I don't know what the heck is the matter with me. I've
absolutely no ambition. None! Zilch! Nada!
Oh, I've been keeping busy, although most of the things I've
done the last couple of days have not been setting my tail on fire by any
means.
I tried to paint...it was too hot.
I tried working on the garden fencing around the front yard
that keeps sweet, busy-body Zorro under control, but the first day I started
working too late in the morning and I about cooked my brains out. So, yesterday
morning around seven I went out and finished up that little chore.
I also managed to set up my two yard umbrellas, and placed
them next to my park benches, they are supplying pleasant shade for my
afternoon coffee breaks. I don't think my gardener is going to be pleased with
them though, because they are just two more things for him to have to trim
around. Well...bummer. Sucks for him.
However, yesterday morning something interesting did happen
while I was working on the fencing. Birdlady, husband and some guy I didn't
recognize came walking down the street. Of course, they didn't even look my
direction. Oooh, I saw her, but I just kept working. I was hoping I would be
done with my chore by the time they came walking back. I feel very
uncomfortable around her.
Bummer, that didn't work...sucked for me.
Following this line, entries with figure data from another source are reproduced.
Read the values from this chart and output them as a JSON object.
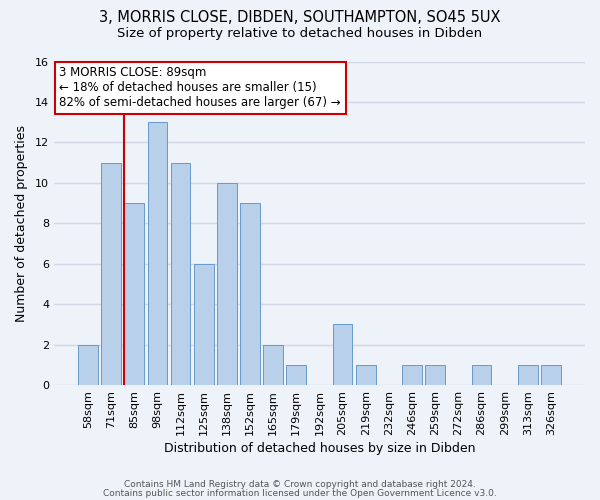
{
  "title1": "3, MORRIS CLOSE, DIBDEN, SOUTHAMPTON, SO45 5UX",
  "title2": "Size of property relative to detached houses in Dibden",
  "xlabel": "Distribution of detached houses by size in Dibden",
  "ylabel": "Number of detached properties",
  "bar_labels": [
    "58sqm",
    "71sqm",
    "85sqm",
    "98sqm",
    "112sqm",
    "125sqm",
    "138sqm",
    "152sqm",
    "165sqm",
    "179sqm",
    "192sqm",
    "205sqm",
    "219sqm",
    "232sqm",
    "246sqm",
    "259sqm",
    "272sqm",
    "286sqm",
    "299sqm",
    "313sqm",
    "326sqm"
  ],
  "bar_values": [
    2,
    11,
    9,
    13,
    11,
    6,
    10,
    9,
    2,
    1,
    0,
    3,
    1,
    0,
    1,
    1,
    0,
    1,
    0,
    1,
    1
  ],
  "bar_color_normal": "#b8d0ea",
  "bar_color_edge": "#6699cc",
  "highlight_index": 2,
  "ylim": [
    0,
    16
  ],
  "yticks": [
    0,
    2,
    4,
    6,
    8,
    10,
    12,
    14,
    16
  ],
  "annotation_title": "3 MORRIS CLOSE: 89sqm",
  "annotation_line1": "← 18% of detached houses are smaller (15)",
  "annotation_line2": "82% of semi-detached houses are larger (67) →",
  "vline_color": "#cc0000",
  "ann_box_color": "#cc0000",
  "footer1": "Contains HM Land Registry data © Crown copyright and database right 2024.",
  "footer2": "Contains public sector information licensed under the Open Government Licence v3.0.",
  "background_color": "#eef2f9",
  "grid_color": "#d0d8e8"
}
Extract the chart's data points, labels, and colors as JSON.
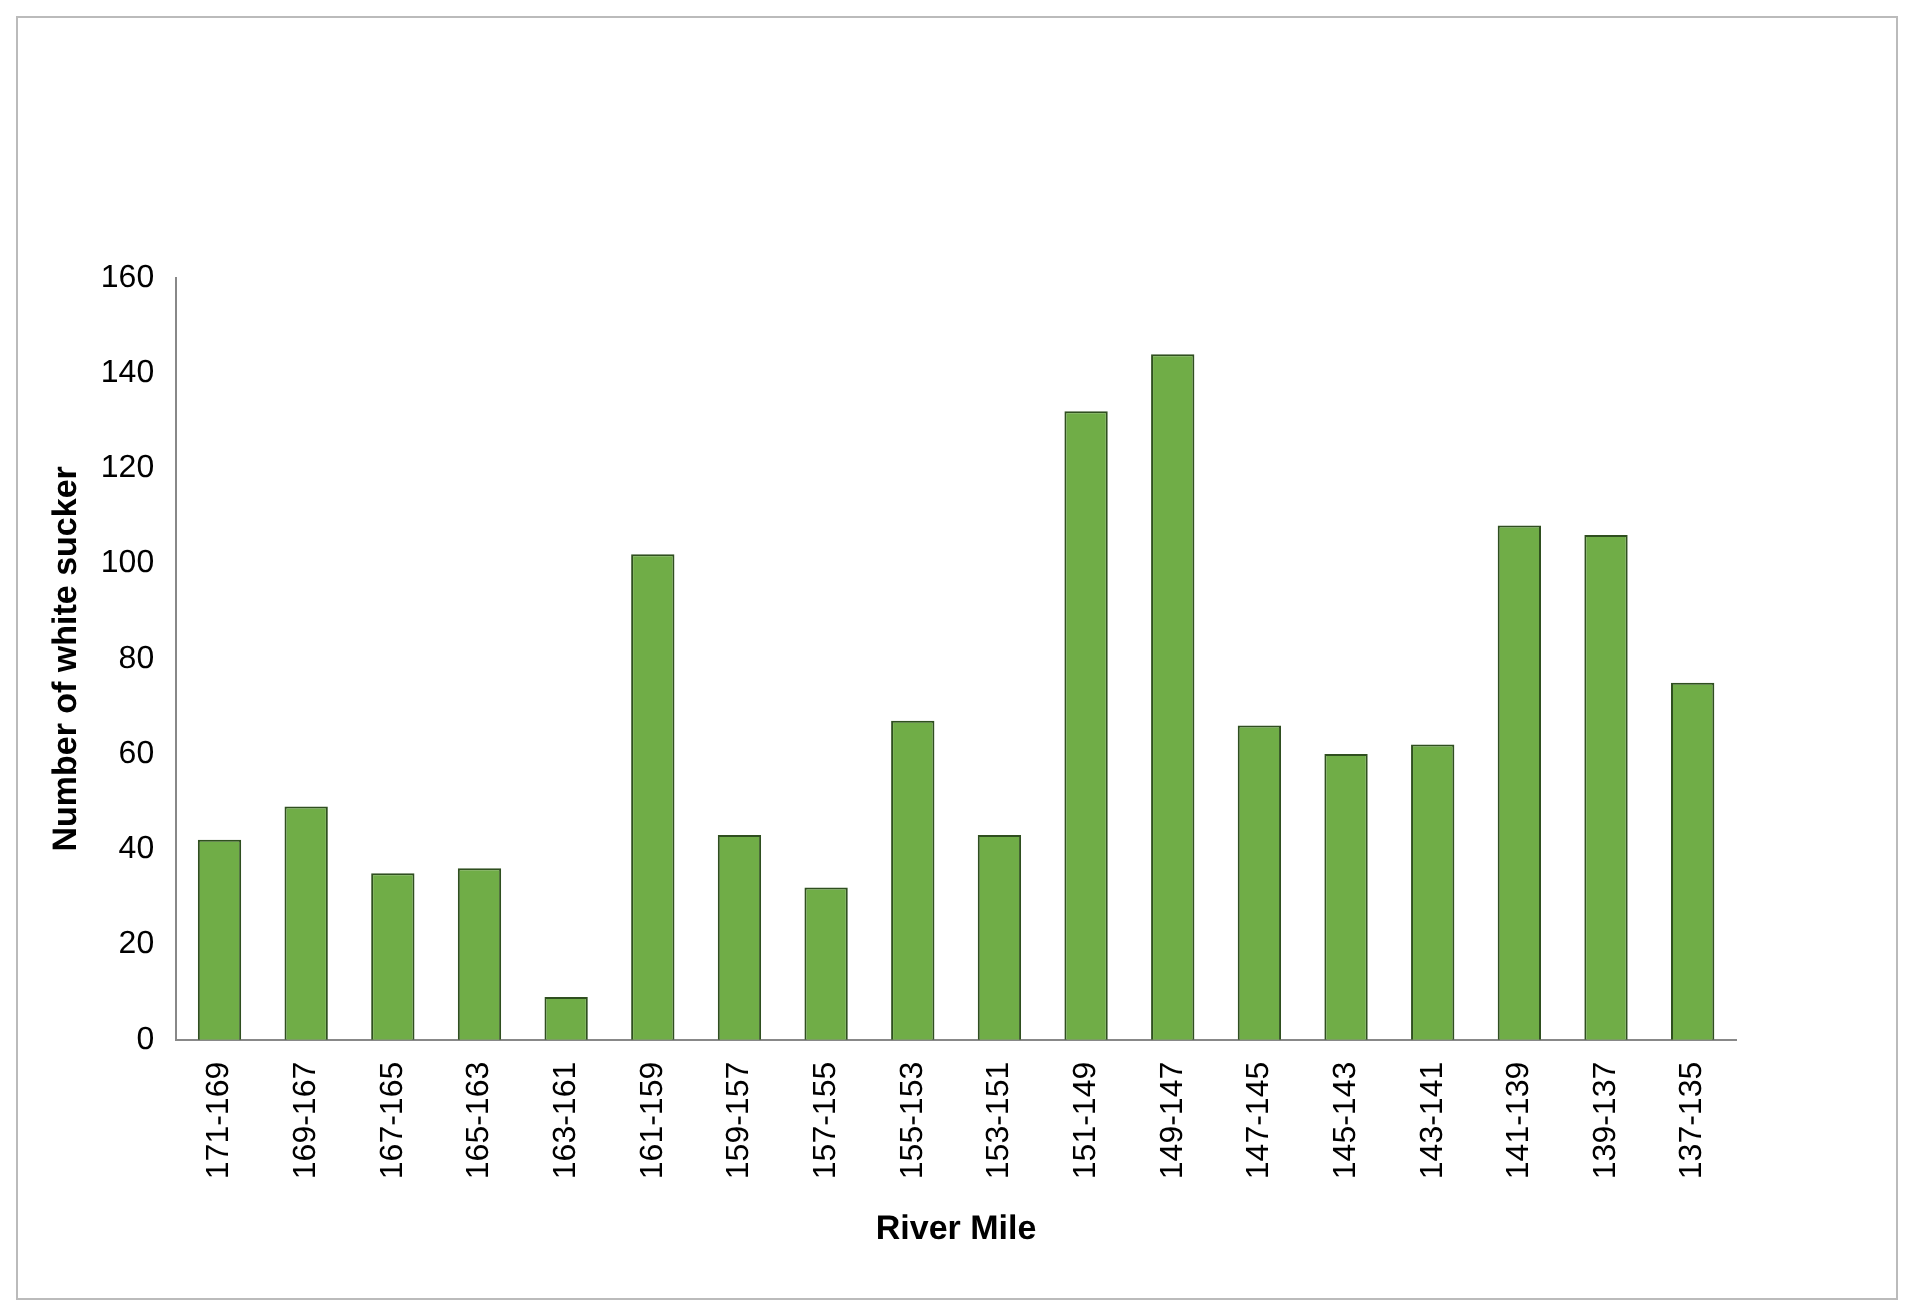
{
  "chart_data": {
    "type": "bar",
    "xlabel": "River Mile",
    "ylabel": "Number of white sucker",
    "categories": [
      "171-169",
      "169-167",
      "167-165",
      "165-163",
      "163-161",
      "161-159",
      "159-157",
      "157-155",
      "155-153",
      "153-151",
      "151-149",
      "149-147",
      "147-145",
      "145-143",
      "143-141",
      "141-139",
      "139-137",
      "137-135"
    ],
    "values": [
      42,
      49,
      35,
      36,
      9,
      102,
      43,
      32,
      67,
      43,
      132,
      144,
      66,
      60,
      62,
      108,
      106,
      75
    ],
    "color": "#70ad47",
    "ylim": [
      0,
      160
    ],
    "yticks": [
      0,
      20,
      40,
      60,
      80,
      100,
      120,
      140,
      160
    ],
    "grid": false,
    "legend": false
  }
}
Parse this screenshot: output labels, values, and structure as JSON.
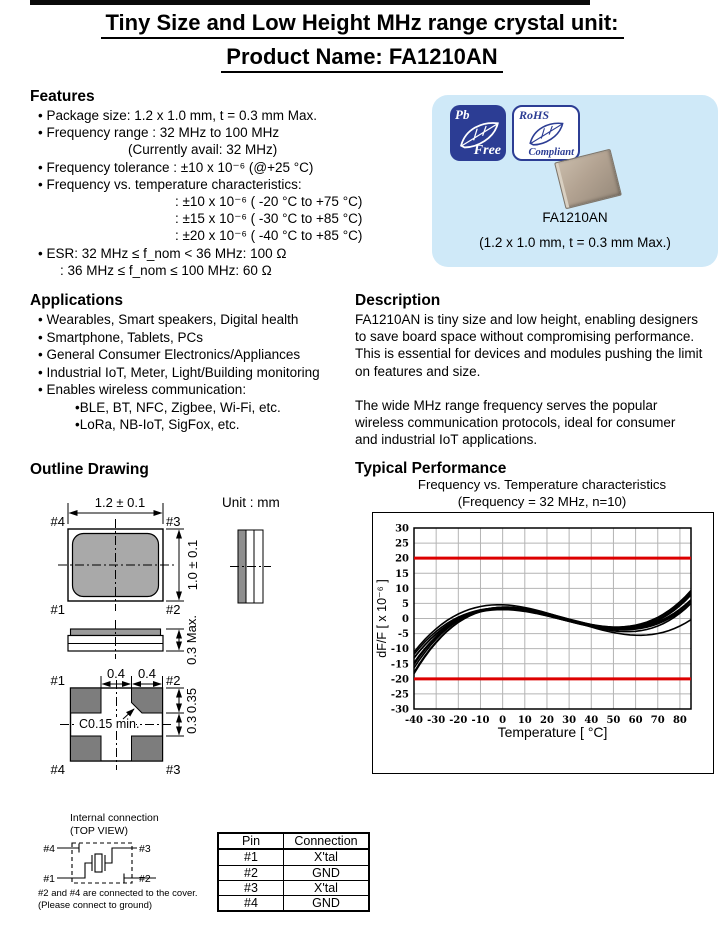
{
  "page": {
    "title_line1": "Tiny Size and Low Height MHz range crystal unit:",
    "title_line2": "Product Name: FA1210AN"
  },
  "colors": {
    "highlight_box_bg": "#cfe9f8",
    "logo_blue": "#2c3d94",
    "limit_line_red": "#dd0000",
    "package_gray": "#a9a9a9",
    "pad_gray": "#7d7d7d"
  },
  "features": {
    "heading": "Features",
    "items": [
      "• Package size: 1.2 x 1.0 mm, t = 0.3 mm Max.",
      "• Frequency range : 32 MHz to 100 MHz",
      "(Currently avail: 32  MHz)",
      "• Frequency tolerance : ±10 x 10⁻⁶ (@+25 °C)",
      "• Frequency vs. temperature characteristics:",
      ": ±10 x 10⁻⁶ ( -20 °C to +75 °C)",
      ": ±15 x 10⁻⁶ ( -30 °C to +85 °C)",
      ": ±20 x 10⁻⁶ ( -40 °C to +85 °C)",
      "• ESR: 32 MHz ≤ f_nom < 36 MHz: 100 Ω",
      ": 36 MHz ≤ f_nom ≤ 100 MHz: 60 Ω"
    ]
  },
  "badge": {
    "pb_line1": "Pb",
    "pb_line2": "Free",
    "rohs_line1": "RoHS",
    "rohs_line2": "Compliant",
    "product_name": "FA1210AN",
    "size_caption": "(1.2 x 1.0 mm, t = 0.3 mm Max.)"
  },
  "applications": {
    "heading": "Applications",
    "items": [
      "• Wearables, Smart speakers, Digital health",
      "• Smartphone, Tablets, PCs",
      "• General Consumer Electronics/Appliances",
      "• Industrial IoT, Meter, Light/Building monitoring",
      "• Enables wireless communication:",
      "•BLE, BT, NFC, Zigbee, Wi-Fi, etc.",
      "•LoRa, NB-IoT, SigFox, etc."
    ]
  },
  "description": {
    "heading": "Description",
    "para1_lines": [
      "FA1210AN is tiny size and low height, enabling designers",
      "to save board space without compromising performance.",
      "This is essential for devices and modules pushing the limit",
      "on features and size."
    ],
    "para2_lines": [
      "The wide MHz range frequency serves the popular",
      "wireless communication protocols, ideal for consumer",
      "and industrial IoT applications."
    ]
  },
  "outline": {
    "heading": "Outline Drawing",
    "unit_label": "Unit : mm",
    "top_view": {
      "dim_width": "1.2 ± 0.1",
      "dim_height": "1.0 ± 0.1",
      "pin_tl": "#4",
      "pin_tr": "#3",
      "pin_bl": "#1",
      "pin_br": "#2"
    },
    "side_view": {
      "dim_thickness": "0.3 Max."
    },
    "land_pattern": {
      "dim_left": "0.4",
      "dim_right": "0.4",
      "dim_pad_height": "0.35",
      "dim_gap": "0.3",
      "chamfer_note": "C0.15 min.",
      "pin_tl": "#1",
      "pin_tr": "#2",
      "pin_bl": "#4",
      "pin_br": "#3"
    }
  },
  "internal": {
    "title_line1": "Internal connection",
    "title_line2": "(TOP VIEW)",
    "pin_tl": "#4",
    "pin_tr": "#3",
    "pin_bl": "#1",
    "pin_br": "#2",
    "note_line1": "#2 and #4 are connected to the cover.",
    "note_line2": "(Please connect to ground)"
  },
  "pin_table": {
    "headers": [
      "Pin",
      "Connection"
    ],
    "rows": [
      [
        "#1",
        "X'tal"
      ],
      [
        "#2",
        "GND"
      ],
      [
        "#3",
        "X'tal"
      ],
      [
        "#4",
        "GND"
      ]
    ]
  },
  "performance": {
    "heading": "Typical Performance"
  },
  "chart_data": {
    "type": "line",
    "title": "Frequency vs. Temperature characteristics",
    "subtitle": "(Frequency = 32 MHz, n=10)",
    "xlabel": "Temperature [ °C]",
    "ylabel": "dF/F [ x 10⁻⁶ ]",
    "xlim": [
      -40,
      85
    ],
    "ylim": [
      -30,
      30
    ],
    "x_ticks": [
      -40,
      -30,
      -20,
      -10,
      0,
      10,
      20,
      30,
      40,
      50,
      60,
      70,
      80
    ],
    "y_ticks": [
      30,
      25,
      20,
      15,
      10,
      5,
      0,
      -5,
      -10,
      -15,
      -20,
      -25,
      -30
    ],
    "grid": true,
    "legend_position": "none",
    "limit_lines": {
      "values": [
        20,
        -20
      ],
      "color": "#dd0000"
    },
    "n_samples": 10,
    "series_model": "dF/F = A*1e-4*(T-Ti)^3 + B*(T-Ti) + C (AT-cut cubic, T in °C)",
    "series": [
      {
        "A": 1.05,
        "B": -0.205,
        "Ti": 27,
        "C": 0
      },
      {
        "A": 1.0,
        "B": -0.2,
        "Ti": 27,
        "C": 0.3
      },
      {
        "A": 0.95,
        "B": -0.195,
        "Ti": 26,
        "C": -0.2
      },
      {
        "A": 0.9,
        "B": -0.195,
        "Ti": 28,
        "C": 0.2
      },
      {
        "A": 0.85,
        "B": -0.19,
        "Ti": 26,
        "C": 0
      },
      {
        "A": 1.02,
        "B": -0.225,
        "Ti": 29,
        "C": -0.3
      },
      {
        "A": 0.92,
        "B": -0.185,
        "Ti": 25,
        "C": 0.1
      },
      {
        "A": 0.8,
        "B": -0.24,
        "Ti": 30,
        "C": -0.5
      },
      {
        "A": 0.98,
        "B": -0.19,
        "Ti": 26,
        "C": 0.4
      },
      {
        "A": 0.83,
        "B": -0.185,
        "Ti": 27,
        "C": -0.4
      }
    ]
  }
}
I was just finishing my chore as they return, from the
corner of my eye I see Birdlady is looking directly at me...(should I avoid her
gaze, should I glare at her, should I hope the world opens up and swallows
me?). It was one of those life changing seconds, what I do next is going to
alter me forever.
I have to confess for the last while; I have wanted to say
something to her. I've wanted to tell her how much she had hurt me, and how bad
I felt that she had 'sicked the health department on me', but I knew that would
fall on deaf ears.
I don't know, maybe the heat had cooked my brain, or maybe I simply decided it was time to bury the hatchet. Maybe it was fate, I just knew I had to do something. So as that altering second approached, I didn't avoid her, I didn't glare at her, I simply said "hello". To my surprise and delight the world did not open up and swallow me, so I knew I had done the right thing. Whew! Yep, all I said was "hello", but I felt as though a weight had been lifted from my shoulders. I felt I had done something that made me a better person.
After all, Birdlady is who she is, and she does what she does. I can never change her, but I can change me and carrying a grudge is hard work for me, it's a heavy wight and hurts my soul. So yesterday I did something I think every person should do, and that's walk into the stream of self-forgiveness and
baptize ourselves. I know as I washed away my
grudge, its heavy weight, and the hurt to my soul began to recede, I started
to feel clean and light as a breeze.
Now it's true, I don't ever want to be best buddies withBirdlady, or even have a chatty conversation; but we are after all neighbors, so an occasional "Hello.", or "Nice Day, isn't it?" certainly won't kill me, will it?
Have a nice day, Birdlady, have a nice day.